After more than 1,800 hours of practice and 400 training sessions, DeGray became the world’s fastest mental typist. By visualizing himself writing words as if with a pen and paper, DeGray was able to mentally write thousands of words with his mind, reaching a record of 18 words per minute.
BCI technology has also allowed DeGray to play video games, manipulate robotic limbs, send texts and email, and even fly a drone using only his mind.
This is just one example of BCI. In 2016, Nathan Copeland, who had been paralyzed by a car accident, was able to fist-bump President Barack Obama with a robotic hand controlled by electrodes in his brain.
In 2021, Pancho, a man who lost his voice due to a stroke, was able to speak again using electrodes placed his brain.
These stories, along with numerous others, display the limitless applications of BCI technology.

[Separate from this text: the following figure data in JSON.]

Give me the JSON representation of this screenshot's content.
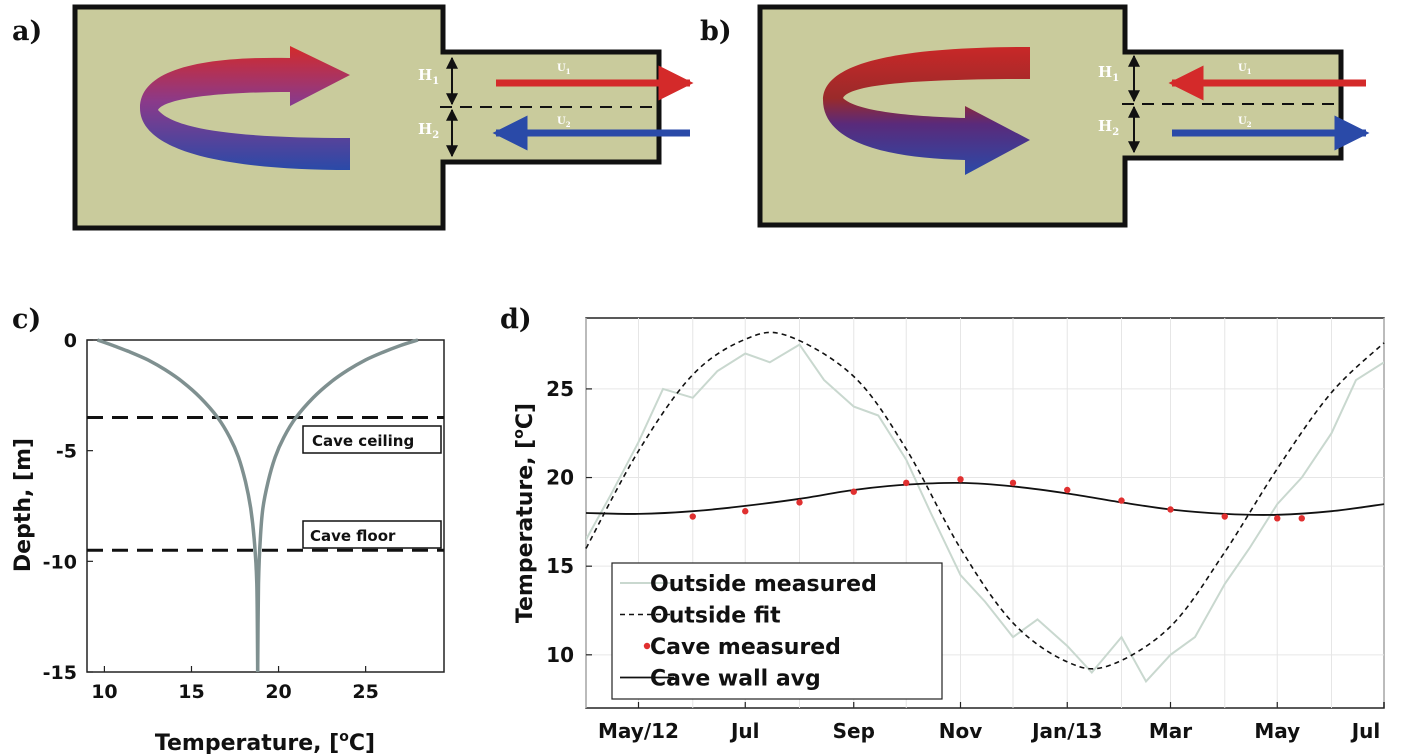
{
  "panels": {
    "a": {
      "label": "a)",
      "h1": "H",
      "h1_sub": "1",
      "h2": "H",
      "h2_sub": "2",
      "u1": "U",
      "u1_sub": "1",
      "u2": "U",
      "u2_sub": "2"
    },
    "b": {
      "label": "b)",
      "h1": "H",
      "h1_sub": "1",
      "h2": "H",
      "h2_sub": "2",
      "u1": "U",
      "u1_sub": "1",
      "u2": "U",
      "u2_sub": "2"
    },
    "c": {
      "label": "c)",
      "xlabel_pre": "Temperature, [",
      "xlabel_sup": "o",
      "xlabel_post": "C]",
      "ylabel": "Depth, [m]",
      "annotations": [
        "Cave ceiling",
        "Cave floor"
      ]
    },
    "d": {
      "label": "d)",
      "ylabel_pre": "Temperature, [",
      "ylabel_sup": "o",
      "ylabel_post": "C]"
    }
  },
  "colors": {
    "box_fill": "#c9cb9c",
    "warm": "#d42a2a",
    "cold": "#2a4aa8",
    "outside_measured": "#c9d8cf",
    "cave_measured": "#e03030",
    "depth_curve": "#7f9090"
  },
  "chart_data": [
    {
      "type": "line",
      "panel": "c",
      "title": "",
      "xlabel": "Temperature, [oC]",
      "ylabel": "Depth, [m]",
      "xlim": [
        9,
        29.5
      ],
      "ylim": [
        -15,
        0
      ],
      "xticks": [
        10,
        15,
        20,
        25
      ],
      "yticks": [
        0,
        -5,
        -10,
        -15
      ],
      "grid": false,
      "series": [
        {
          "x": [
            9.6,
            10.5,
            11.5,
            12.5,
            13.5,
            14.5,
            15.5,
            16.5,
            17.2,
            17.7,
            18.1,
            18.4,
            18.6,
            18.75,
            18.8
          ],
          "y": [
            0,
            -0.25,
            -0.55,
            -0.9,
            -1.35,
            -1.9,
            -2.6,
            -3.5,
            -4.4,
            -5.3,
            -6.4,
            -7.6,
            -9.0,
            -11.0,
            -15
          ]
        },
        {
          "x": [
            28.0,
            27.0,
            26.0,
            25.0,
            24.0,
            23.0,
            22.0,
            21.0,
            20.3,
            19.8,
            19.4,
            19.1,
            18.95,
            18.85,
            18.8
          ],
          "y": [
            0,
            -0.25,
            -0.55,
            -0.9,
            -1.35,
            -1.9,
            -2.6,
            -3.5,
            -4.4,
            -5.3,
            -6.4,
            -7.6,
            -9.0,
            -11.0,
            -15
          ]
        }
      ],
      "hlines": [
        {
          "y": -3.5,
          "label": "Cave ceiling"
        },
        {
          "y": -9.5,
          "label": "Cave floor"
        }
      ]
    },
    {
      "type": "line",
      "panel": "d",
      "title": "",
      "xlabel": "",
      "ylabel": "Temperature, [oC]",
      "x_tick_labels": [
        "May/12",
        "Jul",
        "Sep",
        "Nov",
        "Jan/13",
        "Mar",
        "May",
        "Jul"
      ],
      "xlim": [
        "2012-04-01",
        "2013-07-01"
      ],
      "ylim": [
        7,
        29
      ],
      "yticks": [
        10,
        15,
        20,
        25
      ],
      "grid": true,
      "legend_position": "bottom-left",
      "series": [
        {
          "name": "Outside measured",
          "x": [
            "2012-04-01",
            "2012-04-15",
            "2012-05-01",
            "2012-05-15",
            "2012-06-01",
            "2012-06-15",
            "2012-07-01",
            "2012-07-15",
            "2012-08-01",
            "2012-08-15",
            "2012-09-01",
            "2012-09-15",
            "2012-10-01",
            "2012-10-15",
            "2012-11-01",
            "2012-11-15",
            "2012-12-01",
            "2012-12-15",
            "2013-01-01",
            "2013-01-15",
            "2013-02-01",
            "2013-02-15",
            "2013-03-01",
            "2013-03-15",
            "2013-04-01",
            "2013-04-15",
            "2013-05-01",
            "2013-05-15",
            "2013-06-01",
            "2013-06-15",
            "2013-07-01"
          ],
          "y": [
            16.5,
            19,
            22,
            25,
            24.5,
            26,
            27,
            26.5,
            27.5,
            25.5,
            24,
            23.5,
            21,
            18,
            14.5,
            13,
            11,
            12,
            10.5,
            9,
            11,
            8.5,
            10,
            11,
            14,
            16,
            18.5,
            20,
            22.5,
            25.5,
            26.5
          ]
        },
        {
          "name": "Outside fit",
          "x": [
            "2012-04-01",
            "2012-05-01",
            "2012-06-01",
            "2012-07-01",
            "2012-07-25",
            "2012-09-01",
            "2012-10-01",
            "2012-11-01",
            "2012-12-01",
            "2013-01-01",
            "2013-01-25",
            "2013-03-01",
            "2013-04-01",
            "2013-05-01",
            "2013-06-01",
            "2013-07-01"
          ],
          "y": [
            16.0,
            21.5,
            25.8,
            27.8,
            28.0,
            25.7,
            21.6,
            16.0,
            11.8,
            9.6,
            9.4,
            11.6,
            15.8,
            20.5,
            24.8,
            27.6
          ]
        },
        {
          "name": "Cave measured",
          "x": [
            "2012-06-01",
            "2012-07-01",
            "2012-08-01",
            "2012-09-01",
            "2012-10-01",
            "2012-11-01",
            "2012-12-01",
            "2013-01-01",
            "2013-02-01",
            "2013-03-01",
            "2013-04-01",
            "2013-05-01",
            "2013-05-15"
          ],
          "y": [
            17.8,
            18.1,
            18.6,
            19.2,
            19.7,
            19.9,
            19.7,
            19.3,
            18.7,
            18.2,
            17.8,
            17.7,
            17.7
          ]
        },
        {
          "name": "Cave wall avg",
          "x": [
            "2012-04-01",
            "2012-05-01",
            "2012-06-01",
            "2012-07-01",
            "2012-08-01",
            "2012-09-01",
            "2012-10-01",
            "2012-11-01",
            "2012-12-01",
            "2013-01-01",
            "2013-02-01",
            "2013-03-01",
            "2013-04-01",
            "2013-05-01",
            "2013-06-01",
            "2013-07-01"
          ],
          "y": [
            18.0,
            17.95,
            18.1,
            18.4,
            18.8,
            19.3,
            19.6,
            19.7,
            19.5,
            19.1,
            18.6,
            18.2,
            17.95,
            17.9,
            18.1,
            18.5
          ]
        }
      ]
    }
  ]
}
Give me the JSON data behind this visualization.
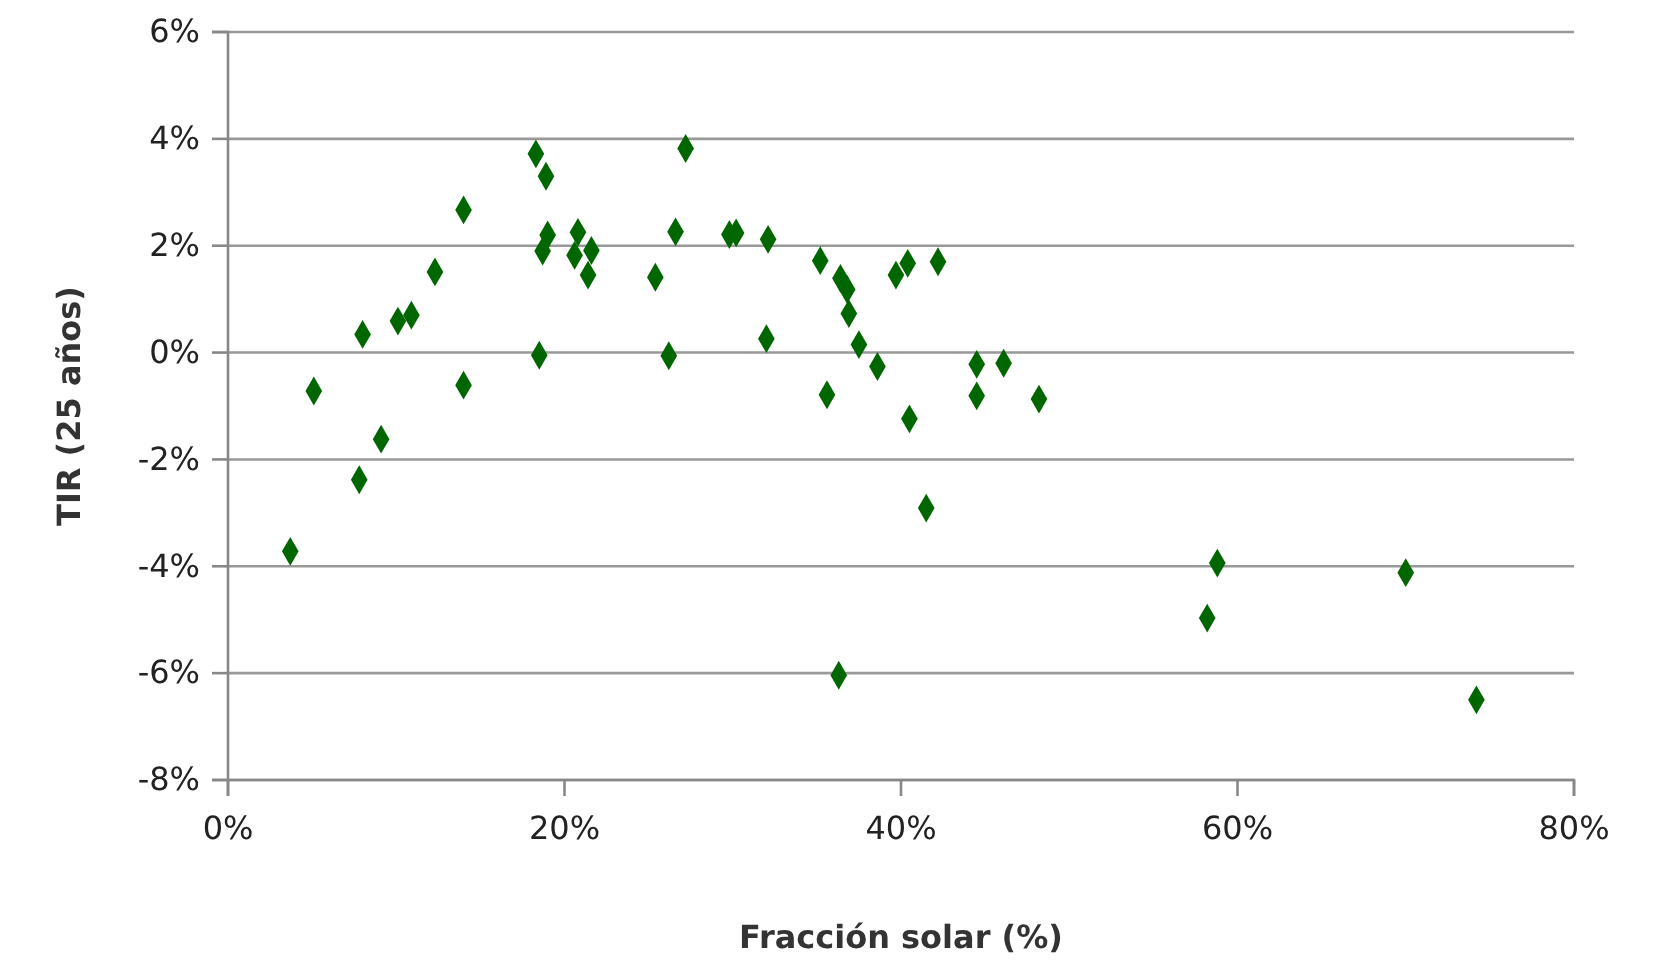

However, there is still much to work out before BCIs become standard practice.
“It’s very complicated technology to get brain signals and turn that into something that’s usable,” Butler said.
Several companies have explored devices that do not require implantation in the brain, according to a recent New York Times article. By using a headset like an electroencephalogram (EEG), there has been some success. However, these devices often sacrifice the power and precision of electrical signals to maintain safety.
Recent advances in BCI technology have aimed to find a less invasive method of implantation. Companies like Neuralink and Synchron are developing a smaller BCI that can be implanted in the brain with only minor surgery.
In 2021, Synchron became the first company to receive approval from the FDA to conduct human trials of a permanently implantable BCI.
Philip O’Keefe was a participant in one such study. Since being diagnosed with Lou Gehrig’s disease, O’Keefe has struggled with mobility and communication. A few months into the trial, O’Keefe became the first person in the world to post on Twitter with a BCI.
“No need for keystrokes or voices,” O’Keefe tweeted. “I created this tweet just by thinking it.”
This is just the tip of the iceberg. More and more research is being poured into the field
“This technology is important because it will help us to automate complicated, potentially risky processes in several industries,” said Josiah Norrie, senior mechanical engineering major. “BCIs could be the miracle many people with disabilities have been waiting for their whole life.”